Yesterday I made a meatloaf for the first time without doing any measuring. My loaf is extremely basic- usually onion, hamburger, sauce, egg, and filler. I added a little salsa to the sauce. My lightbulb moment was mixing everything but the filler, and then adding it gradually until I could lift the loaf out of the mixing bowl as a coherent blob, and plop it into the pan. It turned out not bad.
eta: my filler is usually oatmeal, because I love my sis’s meatloaf and oatmeal was in recipe from an ancient children’s cook book. This time I started with a little oatmeal, and then added Stovetop Stuffing until it was the desired consistency. I had once tried nothing but Stovetop, but didn’t care for the results.
I made meatloaf (1-1/2 lb. hamburger), 2 eggs, 1-1/2 C. lightly crushed seasoned croutons, a bit of milk. I topped it with a little each of ketchup and Korean bbq sauce (sweet and hot). It was scrumptious and I am ashamed to admit I polished it off within 24 hours.
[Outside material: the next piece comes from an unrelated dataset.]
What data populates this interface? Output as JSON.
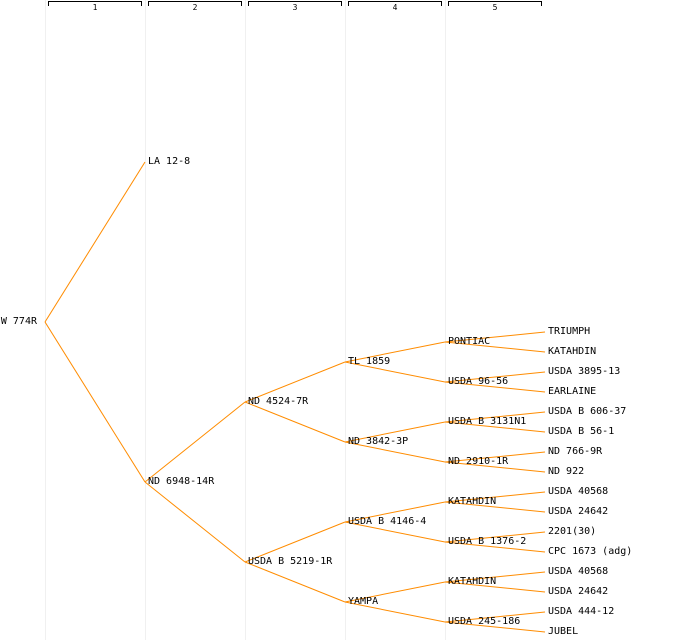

Was it a better joke? I looked them both up on Wikipedia, and at least Steinman’s article mentions an association with Meat Loaf.
I made meatloaf last weekend and cooked it on the smoker with hickory. Very good, probably a B+.
2 lbs chuck (80/20)
2 lbs beef & pork ‘meatloaf mix’ (80/20)
1 lb Italian sausage
One large onion, minced
3 beaten eggs
8 oz Ital. breadcrumbs
I didn’t measure the rest but toasted sesame oil, sage, thyme round out the mix. Two loaves on a perforated tray with a second larger tray below to catch the copious drippings. Glaze with brown sugar, cider vinegar & mustard (4:1:1).
Minus half a letter grade because the onions were a little undercooked.